I think the lowest point was around WWII when you could count the number of Appalachian fiddlers in a particular county on the fingers of one hand, ditto with uilleann pipers in the big northern cities.
Then in the 1950s the Folk Music Revival hit! People began searching out the few remaining old players and putting them in front of microphones in studio and on stage, and scores of young people began learning the old tunes and reviving the old playing styles.
The thing which separates Irish traditional music from our indigenous traditional music is that it was originally borne here by immigrants. Thus Irish immigration patterns also have to be taken into account.

In other words the rise, fall, and rebirth of uilleann piping in the USA should be seen not in isolation but as part of larger trends.
pancelticpiper has it right. I would add a couple observations.
Interest in the uilleann pipes in the US was very much tied in to the waves of immigrants from Ireland. Of any instrument, UP seemed most identified with positive memories of the ‘old country.’ This was particularly the case from about 1880-1920, when Irish American dances, social events and vaudeville acts would often feature a ‘real Irish piper’ as an attraction and sign of authenticity. This activity dropped off as the number of immigrants from Ireland decreased. Second and third generation Irish Americans were not much interested.
Pipe bands, modeled after the pipe bands of Scotland, began to be popular after about 1915. This siphoned off some interest in UP.

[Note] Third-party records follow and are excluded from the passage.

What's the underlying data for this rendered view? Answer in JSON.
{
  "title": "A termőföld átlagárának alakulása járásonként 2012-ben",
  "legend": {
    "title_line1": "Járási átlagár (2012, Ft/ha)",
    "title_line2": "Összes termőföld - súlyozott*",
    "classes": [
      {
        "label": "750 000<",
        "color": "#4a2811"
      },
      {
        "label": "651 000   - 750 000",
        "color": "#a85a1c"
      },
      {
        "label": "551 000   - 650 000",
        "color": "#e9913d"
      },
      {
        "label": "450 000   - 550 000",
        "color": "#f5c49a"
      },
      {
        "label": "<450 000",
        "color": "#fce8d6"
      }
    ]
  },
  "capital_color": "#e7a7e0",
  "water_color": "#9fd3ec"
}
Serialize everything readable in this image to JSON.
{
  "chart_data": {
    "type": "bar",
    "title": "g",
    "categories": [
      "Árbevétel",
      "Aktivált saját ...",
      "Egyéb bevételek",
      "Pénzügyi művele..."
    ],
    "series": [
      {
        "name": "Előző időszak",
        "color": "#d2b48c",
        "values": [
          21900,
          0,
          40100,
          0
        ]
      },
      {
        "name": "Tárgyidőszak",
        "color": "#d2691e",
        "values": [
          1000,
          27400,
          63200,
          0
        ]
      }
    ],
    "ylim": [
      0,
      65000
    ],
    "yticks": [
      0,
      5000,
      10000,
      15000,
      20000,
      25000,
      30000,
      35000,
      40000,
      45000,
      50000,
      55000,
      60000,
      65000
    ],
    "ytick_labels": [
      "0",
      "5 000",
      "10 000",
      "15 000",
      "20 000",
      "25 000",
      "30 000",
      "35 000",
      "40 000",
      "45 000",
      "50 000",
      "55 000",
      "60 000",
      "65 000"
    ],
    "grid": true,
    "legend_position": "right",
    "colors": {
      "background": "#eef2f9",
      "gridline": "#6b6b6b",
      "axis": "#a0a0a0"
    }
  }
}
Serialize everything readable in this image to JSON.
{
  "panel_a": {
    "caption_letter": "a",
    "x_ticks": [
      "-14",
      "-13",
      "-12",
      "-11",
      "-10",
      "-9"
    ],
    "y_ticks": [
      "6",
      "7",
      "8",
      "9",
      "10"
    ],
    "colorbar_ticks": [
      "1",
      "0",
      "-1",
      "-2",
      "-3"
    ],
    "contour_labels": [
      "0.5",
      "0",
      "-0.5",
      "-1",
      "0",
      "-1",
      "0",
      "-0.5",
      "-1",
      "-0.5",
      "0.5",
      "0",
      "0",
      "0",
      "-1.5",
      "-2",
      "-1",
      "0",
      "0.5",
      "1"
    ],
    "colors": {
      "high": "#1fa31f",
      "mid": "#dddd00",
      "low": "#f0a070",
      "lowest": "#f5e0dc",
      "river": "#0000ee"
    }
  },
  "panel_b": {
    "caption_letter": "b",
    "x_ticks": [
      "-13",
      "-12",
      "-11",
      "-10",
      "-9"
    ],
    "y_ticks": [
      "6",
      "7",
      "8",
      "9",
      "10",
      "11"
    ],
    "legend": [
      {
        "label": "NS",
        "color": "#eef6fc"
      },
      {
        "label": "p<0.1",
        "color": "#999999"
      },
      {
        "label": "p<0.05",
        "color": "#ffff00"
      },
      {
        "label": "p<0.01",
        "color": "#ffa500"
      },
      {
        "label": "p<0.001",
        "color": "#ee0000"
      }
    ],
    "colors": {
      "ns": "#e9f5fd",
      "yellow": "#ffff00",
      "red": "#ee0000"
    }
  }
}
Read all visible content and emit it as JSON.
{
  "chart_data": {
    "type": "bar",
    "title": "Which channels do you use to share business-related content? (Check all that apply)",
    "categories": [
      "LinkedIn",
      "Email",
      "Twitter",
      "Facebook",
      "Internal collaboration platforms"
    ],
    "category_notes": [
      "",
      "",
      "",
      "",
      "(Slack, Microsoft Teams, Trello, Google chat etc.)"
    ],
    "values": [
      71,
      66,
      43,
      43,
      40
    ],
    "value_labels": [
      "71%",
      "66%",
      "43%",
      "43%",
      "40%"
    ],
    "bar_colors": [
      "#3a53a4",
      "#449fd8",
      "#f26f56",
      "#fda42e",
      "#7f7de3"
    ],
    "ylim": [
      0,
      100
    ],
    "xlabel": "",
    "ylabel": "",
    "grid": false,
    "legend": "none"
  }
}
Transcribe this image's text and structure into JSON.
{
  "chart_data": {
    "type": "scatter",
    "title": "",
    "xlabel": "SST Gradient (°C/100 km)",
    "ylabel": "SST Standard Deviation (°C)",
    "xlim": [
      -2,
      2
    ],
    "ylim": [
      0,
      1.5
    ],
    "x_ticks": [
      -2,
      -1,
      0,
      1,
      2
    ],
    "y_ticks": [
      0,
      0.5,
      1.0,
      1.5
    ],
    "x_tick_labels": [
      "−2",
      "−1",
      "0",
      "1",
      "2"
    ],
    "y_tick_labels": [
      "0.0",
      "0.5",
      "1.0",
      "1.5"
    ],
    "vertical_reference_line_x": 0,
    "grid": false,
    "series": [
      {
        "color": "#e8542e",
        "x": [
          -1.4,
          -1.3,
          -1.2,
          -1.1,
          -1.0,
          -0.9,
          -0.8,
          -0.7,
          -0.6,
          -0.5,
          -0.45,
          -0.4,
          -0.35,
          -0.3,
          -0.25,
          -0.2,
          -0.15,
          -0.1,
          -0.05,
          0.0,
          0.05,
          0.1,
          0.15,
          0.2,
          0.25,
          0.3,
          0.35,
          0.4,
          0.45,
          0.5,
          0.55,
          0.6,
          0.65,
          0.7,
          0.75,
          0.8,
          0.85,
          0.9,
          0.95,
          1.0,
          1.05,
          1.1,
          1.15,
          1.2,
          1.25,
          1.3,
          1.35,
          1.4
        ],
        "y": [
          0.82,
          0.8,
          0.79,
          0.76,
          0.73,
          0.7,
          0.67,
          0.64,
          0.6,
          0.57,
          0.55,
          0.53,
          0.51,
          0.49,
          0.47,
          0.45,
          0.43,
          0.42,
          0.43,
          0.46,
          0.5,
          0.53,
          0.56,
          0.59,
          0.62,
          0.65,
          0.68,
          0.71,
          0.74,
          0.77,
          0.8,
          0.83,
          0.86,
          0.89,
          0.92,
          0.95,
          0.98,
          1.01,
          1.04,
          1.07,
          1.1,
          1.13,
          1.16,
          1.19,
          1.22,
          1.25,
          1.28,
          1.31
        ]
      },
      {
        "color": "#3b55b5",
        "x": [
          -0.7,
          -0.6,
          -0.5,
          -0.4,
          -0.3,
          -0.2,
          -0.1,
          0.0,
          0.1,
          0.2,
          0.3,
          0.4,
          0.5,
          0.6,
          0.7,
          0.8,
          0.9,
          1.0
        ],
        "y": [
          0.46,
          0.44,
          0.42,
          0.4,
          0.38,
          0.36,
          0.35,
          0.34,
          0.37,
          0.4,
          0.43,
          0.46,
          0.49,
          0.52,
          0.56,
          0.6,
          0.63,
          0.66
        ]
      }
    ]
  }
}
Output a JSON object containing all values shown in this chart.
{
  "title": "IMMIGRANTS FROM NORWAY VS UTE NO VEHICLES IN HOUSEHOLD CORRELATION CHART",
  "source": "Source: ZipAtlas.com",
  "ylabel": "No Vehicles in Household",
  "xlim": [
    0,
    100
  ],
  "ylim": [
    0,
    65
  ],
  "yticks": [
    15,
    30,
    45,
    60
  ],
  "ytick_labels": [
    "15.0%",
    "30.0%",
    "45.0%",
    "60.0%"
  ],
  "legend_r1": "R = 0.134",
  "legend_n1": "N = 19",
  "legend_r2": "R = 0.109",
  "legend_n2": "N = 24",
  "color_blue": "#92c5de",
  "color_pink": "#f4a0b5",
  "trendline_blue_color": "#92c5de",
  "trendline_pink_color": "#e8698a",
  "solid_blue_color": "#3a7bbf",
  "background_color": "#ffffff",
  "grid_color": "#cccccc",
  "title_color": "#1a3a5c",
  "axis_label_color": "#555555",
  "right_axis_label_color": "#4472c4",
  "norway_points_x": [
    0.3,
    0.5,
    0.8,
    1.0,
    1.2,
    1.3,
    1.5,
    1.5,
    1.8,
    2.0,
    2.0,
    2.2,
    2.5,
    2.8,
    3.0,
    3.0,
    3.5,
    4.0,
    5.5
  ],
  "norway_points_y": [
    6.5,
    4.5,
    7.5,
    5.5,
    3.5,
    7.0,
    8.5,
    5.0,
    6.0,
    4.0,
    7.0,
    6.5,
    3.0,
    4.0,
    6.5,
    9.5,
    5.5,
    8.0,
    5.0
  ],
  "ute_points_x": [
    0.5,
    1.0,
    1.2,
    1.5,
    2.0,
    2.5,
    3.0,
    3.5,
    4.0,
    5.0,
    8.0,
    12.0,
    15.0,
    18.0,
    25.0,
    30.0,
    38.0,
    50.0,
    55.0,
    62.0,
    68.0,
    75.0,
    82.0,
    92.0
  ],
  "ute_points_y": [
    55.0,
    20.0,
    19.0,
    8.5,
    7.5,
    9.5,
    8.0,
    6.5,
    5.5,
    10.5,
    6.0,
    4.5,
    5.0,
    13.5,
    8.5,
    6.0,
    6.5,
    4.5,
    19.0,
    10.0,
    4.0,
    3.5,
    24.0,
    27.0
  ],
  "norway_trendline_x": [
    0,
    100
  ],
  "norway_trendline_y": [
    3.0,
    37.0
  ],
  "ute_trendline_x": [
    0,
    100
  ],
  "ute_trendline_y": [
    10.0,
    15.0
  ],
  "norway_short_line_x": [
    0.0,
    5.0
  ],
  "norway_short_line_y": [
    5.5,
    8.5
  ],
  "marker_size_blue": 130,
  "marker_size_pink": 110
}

At its height, around 1900, there was enough awareness of UP in the general population, that ‘Irish pipes imitations’ were occasionally performed by brass bands, vocal groups, vaudeville acts, etc. I take this to mean that the perfomers calculated that enough of the audience knew of the instrument they were imitating.
By the 1930s the UP and the music it played was generally considered old fashioned and only of interest to country people or the uneducated.